The parties wish to set forth in this Agreement the terms upon which EarthLink will grant to National certain rights to market and distribute EarthLink's proprietary EarthLink Network-Registered Trademark- TotalAccess-Trademark- Internet Access software for the Macintosh, Windows 95 and Windows 3.1 platforms (such software, as it presently exists and as it may hereafter be modified, collectively referred to as the "Software") and EarthLink's Internet Access Service (the "ELN Service"), all as more specifically set forth herein.
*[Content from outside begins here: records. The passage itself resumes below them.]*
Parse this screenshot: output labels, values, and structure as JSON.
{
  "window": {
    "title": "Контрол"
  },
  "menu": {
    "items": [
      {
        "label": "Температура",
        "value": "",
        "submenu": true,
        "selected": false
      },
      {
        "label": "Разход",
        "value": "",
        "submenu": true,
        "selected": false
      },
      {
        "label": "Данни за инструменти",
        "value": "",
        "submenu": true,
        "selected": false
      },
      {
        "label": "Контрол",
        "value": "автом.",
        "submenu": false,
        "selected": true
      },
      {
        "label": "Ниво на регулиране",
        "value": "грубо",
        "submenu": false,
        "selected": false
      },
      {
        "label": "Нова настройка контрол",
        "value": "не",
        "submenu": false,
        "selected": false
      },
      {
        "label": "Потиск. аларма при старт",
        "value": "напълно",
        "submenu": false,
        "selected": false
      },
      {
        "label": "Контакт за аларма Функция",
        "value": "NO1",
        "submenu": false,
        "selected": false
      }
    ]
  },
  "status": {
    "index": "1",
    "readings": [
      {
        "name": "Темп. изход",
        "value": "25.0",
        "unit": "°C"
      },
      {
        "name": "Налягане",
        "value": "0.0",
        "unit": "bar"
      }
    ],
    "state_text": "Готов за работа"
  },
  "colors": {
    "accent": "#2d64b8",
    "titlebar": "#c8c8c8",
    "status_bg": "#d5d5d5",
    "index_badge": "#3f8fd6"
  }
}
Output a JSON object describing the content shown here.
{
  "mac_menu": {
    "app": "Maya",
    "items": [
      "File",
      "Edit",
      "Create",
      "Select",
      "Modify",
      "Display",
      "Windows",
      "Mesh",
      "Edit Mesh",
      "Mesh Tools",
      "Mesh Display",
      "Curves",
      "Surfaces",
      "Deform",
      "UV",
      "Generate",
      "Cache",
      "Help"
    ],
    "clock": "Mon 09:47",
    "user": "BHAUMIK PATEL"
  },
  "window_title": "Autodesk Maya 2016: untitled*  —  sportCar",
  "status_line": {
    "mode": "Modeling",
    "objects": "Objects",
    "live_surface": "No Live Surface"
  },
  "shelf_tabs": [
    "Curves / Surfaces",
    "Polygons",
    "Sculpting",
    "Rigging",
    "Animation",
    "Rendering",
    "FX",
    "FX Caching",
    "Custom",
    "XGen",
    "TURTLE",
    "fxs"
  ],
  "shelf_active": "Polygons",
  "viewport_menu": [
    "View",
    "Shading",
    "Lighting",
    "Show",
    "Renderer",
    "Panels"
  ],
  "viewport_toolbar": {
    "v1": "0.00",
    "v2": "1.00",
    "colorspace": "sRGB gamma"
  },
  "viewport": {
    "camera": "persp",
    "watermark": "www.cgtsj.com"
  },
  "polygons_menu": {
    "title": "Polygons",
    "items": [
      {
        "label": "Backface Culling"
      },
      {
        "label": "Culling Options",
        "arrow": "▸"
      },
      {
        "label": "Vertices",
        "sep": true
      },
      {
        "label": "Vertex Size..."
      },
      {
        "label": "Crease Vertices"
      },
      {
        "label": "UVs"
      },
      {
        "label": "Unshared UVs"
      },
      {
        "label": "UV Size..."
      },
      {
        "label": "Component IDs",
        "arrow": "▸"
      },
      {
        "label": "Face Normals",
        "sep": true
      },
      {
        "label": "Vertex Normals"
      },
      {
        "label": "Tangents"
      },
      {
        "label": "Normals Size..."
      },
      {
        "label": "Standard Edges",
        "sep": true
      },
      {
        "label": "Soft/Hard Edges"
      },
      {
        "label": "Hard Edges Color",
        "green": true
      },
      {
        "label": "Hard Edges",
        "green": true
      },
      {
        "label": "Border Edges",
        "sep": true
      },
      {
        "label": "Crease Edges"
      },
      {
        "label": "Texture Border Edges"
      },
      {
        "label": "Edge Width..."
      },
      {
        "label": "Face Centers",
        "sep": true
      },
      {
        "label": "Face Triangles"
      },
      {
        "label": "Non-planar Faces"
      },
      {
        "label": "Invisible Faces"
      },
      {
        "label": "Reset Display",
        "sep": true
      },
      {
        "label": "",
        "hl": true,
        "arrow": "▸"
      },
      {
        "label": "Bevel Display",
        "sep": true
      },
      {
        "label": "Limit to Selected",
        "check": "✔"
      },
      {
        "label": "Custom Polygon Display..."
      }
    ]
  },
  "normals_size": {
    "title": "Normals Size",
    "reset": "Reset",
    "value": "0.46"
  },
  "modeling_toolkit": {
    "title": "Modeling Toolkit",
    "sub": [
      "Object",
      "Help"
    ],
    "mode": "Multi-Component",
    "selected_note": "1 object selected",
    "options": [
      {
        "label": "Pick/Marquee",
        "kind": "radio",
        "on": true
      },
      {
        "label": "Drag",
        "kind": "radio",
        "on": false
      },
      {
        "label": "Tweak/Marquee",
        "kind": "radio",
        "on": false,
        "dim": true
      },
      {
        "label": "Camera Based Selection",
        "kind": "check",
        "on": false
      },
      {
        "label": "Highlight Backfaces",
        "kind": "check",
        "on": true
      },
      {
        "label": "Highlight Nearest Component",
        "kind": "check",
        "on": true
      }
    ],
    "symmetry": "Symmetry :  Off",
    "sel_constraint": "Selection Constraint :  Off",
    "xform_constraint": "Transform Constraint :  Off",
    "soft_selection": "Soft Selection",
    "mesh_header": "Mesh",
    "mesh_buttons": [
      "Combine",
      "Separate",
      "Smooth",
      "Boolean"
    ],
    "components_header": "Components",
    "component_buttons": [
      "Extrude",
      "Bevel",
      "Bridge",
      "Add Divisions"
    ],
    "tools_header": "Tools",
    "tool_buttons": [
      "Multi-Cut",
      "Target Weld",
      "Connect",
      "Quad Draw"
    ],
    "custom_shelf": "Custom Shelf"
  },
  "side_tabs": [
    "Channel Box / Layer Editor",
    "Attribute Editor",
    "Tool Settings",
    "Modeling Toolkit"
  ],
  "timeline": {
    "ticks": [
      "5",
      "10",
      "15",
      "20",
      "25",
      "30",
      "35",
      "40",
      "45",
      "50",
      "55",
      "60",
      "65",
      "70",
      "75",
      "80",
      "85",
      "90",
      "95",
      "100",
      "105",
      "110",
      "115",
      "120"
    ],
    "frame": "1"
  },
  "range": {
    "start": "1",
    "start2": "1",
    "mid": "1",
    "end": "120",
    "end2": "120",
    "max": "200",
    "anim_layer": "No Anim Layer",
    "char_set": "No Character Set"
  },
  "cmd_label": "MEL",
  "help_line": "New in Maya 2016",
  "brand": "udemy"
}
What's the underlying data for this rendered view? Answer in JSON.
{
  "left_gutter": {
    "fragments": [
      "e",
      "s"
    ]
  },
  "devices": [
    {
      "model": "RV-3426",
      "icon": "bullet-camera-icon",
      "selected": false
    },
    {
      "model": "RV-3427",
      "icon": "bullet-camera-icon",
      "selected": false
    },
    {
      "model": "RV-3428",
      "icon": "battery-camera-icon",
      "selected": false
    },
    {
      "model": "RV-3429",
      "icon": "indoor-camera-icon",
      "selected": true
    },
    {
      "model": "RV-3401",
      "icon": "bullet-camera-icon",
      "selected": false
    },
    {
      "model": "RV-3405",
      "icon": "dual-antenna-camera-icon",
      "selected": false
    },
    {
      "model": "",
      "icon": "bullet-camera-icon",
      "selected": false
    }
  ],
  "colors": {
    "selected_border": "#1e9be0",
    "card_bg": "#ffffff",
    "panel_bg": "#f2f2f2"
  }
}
In consideration of the mutual promises and undertakings set forth herein, and intending to be legally bound hereby, the parties agree as follows:
1. LICENSE RIGHTS.
1.1 GRANT OF RIGHTS. Subject to all of the terms and conditions of this Agreement, EarthLink hereby grants to National the following rights (collectively, the "License Rights"), which National may exercise itself or through any one or more of its existing and future subsidiaries under its control:
(a) EXCLUSIVE MARKETING RIGHTS. The exclusive right to advertise, promote, market, sell and otherwise distribute the Software and the ELN Service throughout the United States, Canada and such other countries as the parties may from time to time agree (collectively, the "Territory") via airings, on broadcast, cable, satellite and all other forms of television transmission now existing or hereafter developed, of short-form (i.e. two minutes running time or less) direct response television programming; and
(b) USE OF INTELLECTUAL PROPERTY AND PROMOTIONAL MATERIALS. In connection with the exercise of its rights hereunder, and subject to the prior approval of EarthLink (which will not be unreasonably withheld or delayed), the nonexclusive right to: (a) use any and all trademarks, trade names, copyrights, trade secrets and other intellectual property rights which EarthLink may own or control with respect to the Software and the ELN Service (including, without limitation those specifically identified on Schedule I attached hereto), and (b) reproduce, copy and otherwise use any and all artwork, graphics and other promotional materials which EarthLink owns or controls with respect to the Software and the ELN Service ("EarthLink's Promotional Materials"), copies of all of which EarthLink shall provide to National as soon as practicable after the execution of this Agreement.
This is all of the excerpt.